I have a leak in my power steering hose from the resivoir to the pump. Seems to be a 5/8'' or maybe 9/16" hose. I tried all the local autopart stores without any luck to find a replacement hose (bulk hose) and even tried Nissan. They told me the part was no longer available. There has to be appropriate hose out there somewhere...anybody know where? I tried a 1/2'' transmission cooler hose...just couldn't get it to go on. Thanks for any help.


----------



## lilredtruck (Nov 16, 2008)

i went to the local jy and got one from a pathfinder


----------



## SPEEDO (Jun 9, 2003)

for a 2wd its still available! (about $20) I dont know what the difference would be.. longer maybe?? or take your old one and try to match something up...


----------



## andulong (Nov 18, 2004)

Mine is a 2WD. I went to the dealer and they ordered it...3 days later told me it was not available. Other than thru the dealer how could a guy get one? Thanks.


----------



## SPEEDO (Jun 9, 2003)

^
take your old one in and see if they can match something up for you...


----------



## bobt2382 (Oct 17, 2005)

check here at Courtesy Nissan parts Part 4917M:
497 Power Steering Piping :: Steering :: Genuine Nissan Parts :: Hardbody Truck (D21U) 1995-1997 :: CourtesyParts.com

I use their site to locate parts/numbers. Their part numbers correspond to the actual Nissan part number.

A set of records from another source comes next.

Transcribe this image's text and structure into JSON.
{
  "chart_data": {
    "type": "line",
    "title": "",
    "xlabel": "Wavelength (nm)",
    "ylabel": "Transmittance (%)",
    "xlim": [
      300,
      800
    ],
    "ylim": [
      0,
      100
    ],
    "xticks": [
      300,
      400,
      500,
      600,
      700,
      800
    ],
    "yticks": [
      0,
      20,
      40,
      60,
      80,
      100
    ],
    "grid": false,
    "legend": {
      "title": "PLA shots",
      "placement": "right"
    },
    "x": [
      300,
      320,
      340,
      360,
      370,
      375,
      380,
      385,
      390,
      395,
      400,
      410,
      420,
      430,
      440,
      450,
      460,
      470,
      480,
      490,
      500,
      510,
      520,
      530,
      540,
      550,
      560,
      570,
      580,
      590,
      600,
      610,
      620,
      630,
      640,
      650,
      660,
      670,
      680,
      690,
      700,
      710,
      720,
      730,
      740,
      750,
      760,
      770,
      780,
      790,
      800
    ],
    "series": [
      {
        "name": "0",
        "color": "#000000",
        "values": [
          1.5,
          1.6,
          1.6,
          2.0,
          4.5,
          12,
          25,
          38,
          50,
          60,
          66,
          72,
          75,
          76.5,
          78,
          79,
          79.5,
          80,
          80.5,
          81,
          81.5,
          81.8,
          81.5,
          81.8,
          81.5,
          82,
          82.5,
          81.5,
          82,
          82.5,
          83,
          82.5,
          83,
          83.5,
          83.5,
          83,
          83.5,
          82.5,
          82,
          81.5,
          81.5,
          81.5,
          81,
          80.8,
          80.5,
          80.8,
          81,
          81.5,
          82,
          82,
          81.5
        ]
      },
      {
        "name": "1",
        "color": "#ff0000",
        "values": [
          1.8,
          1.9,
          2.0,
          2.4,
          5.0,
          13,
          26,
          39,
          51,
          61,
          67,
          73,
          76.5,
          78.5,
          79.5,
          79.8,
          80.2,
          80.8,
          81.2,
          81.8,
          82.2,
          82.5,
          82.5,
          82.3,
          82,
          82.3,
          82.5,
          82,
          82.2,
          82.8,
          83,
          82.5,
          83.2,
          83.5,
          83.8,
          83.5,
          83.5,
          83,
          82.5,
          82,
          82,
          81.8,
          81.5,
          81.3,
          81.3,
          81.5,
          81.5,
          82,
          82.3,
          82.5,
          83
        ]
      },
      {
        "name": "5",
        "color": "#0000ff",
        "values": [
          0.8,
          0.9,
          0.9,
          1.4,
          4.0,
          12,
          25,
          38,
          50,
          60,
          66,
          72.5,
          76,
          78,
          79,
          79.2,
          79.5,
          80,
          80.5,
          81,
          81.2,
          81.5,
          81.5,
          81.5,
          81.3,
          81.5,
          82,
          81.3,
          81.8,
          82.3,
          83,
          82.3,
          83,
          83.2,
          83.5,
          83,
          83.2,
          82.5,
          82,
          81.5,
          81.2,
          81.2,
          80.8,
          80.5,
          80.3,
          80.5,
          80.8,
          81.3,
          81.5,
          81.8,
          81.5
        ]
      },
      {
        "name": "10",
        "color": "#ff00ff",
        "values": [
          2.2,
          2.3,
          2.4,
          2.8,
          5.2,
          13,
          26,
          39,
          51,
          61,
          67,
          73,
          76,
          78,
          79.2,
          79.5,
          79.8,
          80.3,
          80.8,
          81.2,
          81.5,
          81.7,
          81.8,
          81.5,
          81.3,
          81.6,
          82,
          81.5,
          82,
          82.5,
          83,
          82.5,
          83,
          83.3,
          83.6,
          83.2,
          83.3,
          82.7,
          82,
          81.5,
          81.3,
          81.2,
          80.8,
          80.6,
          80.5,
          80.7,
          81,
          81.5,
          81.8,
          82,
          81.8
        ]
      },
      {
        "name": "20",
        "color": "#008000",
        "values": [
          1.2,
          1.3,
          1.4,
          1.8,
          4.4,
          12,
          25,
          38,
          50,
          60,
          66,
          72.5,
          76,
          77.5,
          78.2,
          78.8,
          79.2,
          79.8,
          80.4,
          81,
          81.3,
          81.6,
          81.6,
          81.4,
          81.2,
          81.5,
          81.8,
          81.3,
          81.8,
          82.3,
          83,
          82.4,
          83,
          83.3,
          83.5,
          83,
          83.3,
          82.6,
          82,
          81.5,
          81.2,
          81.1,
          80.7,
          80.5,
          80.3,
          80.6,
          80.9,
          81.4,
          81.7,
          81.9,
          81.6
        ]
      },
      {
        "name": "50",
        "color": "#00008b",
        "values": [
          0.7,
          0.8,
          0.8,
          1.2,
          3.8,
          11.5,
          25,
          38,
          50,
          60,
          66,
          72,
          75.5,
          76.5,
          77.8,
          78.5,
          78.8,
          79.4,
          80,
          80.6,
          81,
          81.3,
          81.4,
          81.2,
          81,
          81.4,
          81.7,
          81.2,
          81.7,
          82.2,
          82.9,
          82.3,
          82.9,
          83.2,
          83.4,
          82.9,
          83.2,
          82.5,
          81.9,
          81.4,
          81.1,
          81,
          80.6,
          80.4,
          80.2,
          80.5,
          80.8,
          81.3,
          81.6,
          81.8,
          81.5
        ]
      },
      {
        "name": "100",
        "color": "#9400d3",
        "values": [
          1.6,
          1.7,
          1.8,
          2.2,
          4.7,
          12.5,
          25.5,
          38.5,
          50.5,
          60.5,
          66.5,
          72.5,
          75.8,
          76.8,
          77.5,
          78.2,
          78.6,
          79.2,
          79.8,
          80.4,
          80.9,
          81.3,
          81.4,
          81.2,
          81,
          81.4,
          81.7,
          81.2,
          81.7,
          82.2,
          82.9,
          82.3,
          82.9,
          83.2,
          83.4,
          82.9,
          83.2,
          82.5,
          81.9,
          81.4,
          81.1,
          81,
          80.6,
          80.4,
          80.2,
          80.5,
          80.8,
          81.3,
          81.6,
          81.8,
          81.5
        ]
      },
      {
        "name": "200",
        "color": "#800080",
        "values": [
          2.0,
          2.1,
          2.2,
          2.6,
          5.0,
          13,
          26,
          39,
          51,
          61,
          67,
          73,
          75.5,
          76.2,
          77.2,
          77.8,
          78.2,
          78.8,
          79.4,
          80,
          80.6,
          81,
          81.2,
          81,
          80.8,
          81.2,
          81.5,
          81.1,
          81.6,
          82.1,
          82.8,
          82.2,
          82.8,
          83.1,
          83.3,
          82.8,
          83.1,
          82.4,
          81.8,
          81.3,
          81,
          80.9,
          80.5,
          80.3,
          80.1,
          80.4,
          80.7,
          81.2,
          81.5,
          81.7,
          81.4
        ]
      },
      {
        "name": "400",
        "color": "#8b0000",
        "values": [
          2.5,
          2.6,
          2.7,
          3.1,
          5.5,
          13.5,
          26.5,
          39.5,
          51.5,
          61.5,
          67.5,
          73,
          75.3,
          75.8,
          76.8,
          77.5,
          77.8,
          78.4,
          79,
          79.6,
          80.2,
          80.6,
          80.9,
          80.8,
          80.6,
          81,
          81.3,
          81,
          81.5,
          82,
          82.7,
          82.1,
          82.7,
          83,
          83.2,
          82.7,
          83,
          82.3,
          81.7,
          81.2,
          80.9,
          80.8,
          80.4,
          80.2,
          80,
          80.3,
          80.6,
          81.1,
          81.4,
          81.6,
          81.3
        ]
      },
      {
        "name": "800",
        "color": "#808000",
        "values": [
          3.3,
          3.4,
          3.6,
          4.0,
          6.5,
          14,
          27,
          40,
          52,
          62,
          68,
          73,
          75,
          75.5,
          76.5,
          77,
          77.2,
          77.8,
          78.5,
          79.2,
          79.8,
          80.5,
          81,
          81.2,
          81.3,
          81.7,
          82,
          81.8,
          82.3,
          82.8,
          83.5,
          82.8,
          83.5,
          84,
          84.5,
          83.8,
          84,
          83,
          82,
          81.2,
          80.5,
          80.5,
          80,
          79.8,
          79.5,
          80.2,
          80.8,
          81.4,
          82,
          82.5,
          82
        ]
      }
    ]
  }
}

They have good prices compared to most dealers that I have used. Appears that they can get it....


----------



## Benji97XE (Oct 8, 2007)

I need a new one as well and Courtesy Nissan seems to be out of the part. If I take the old one into a parts store to match up with generic hose si there a particular material it needs to be made from, Any particular thickness or pressure rating?

Thanks.


----------



## 4X4D21 (Mar 9, 2009)

junkyard would be your best bet probably


----------



## SPEEDO (Jun 9, 2003)

there are places that re-make hoses, they re-use the fittings and replace the hose..


----------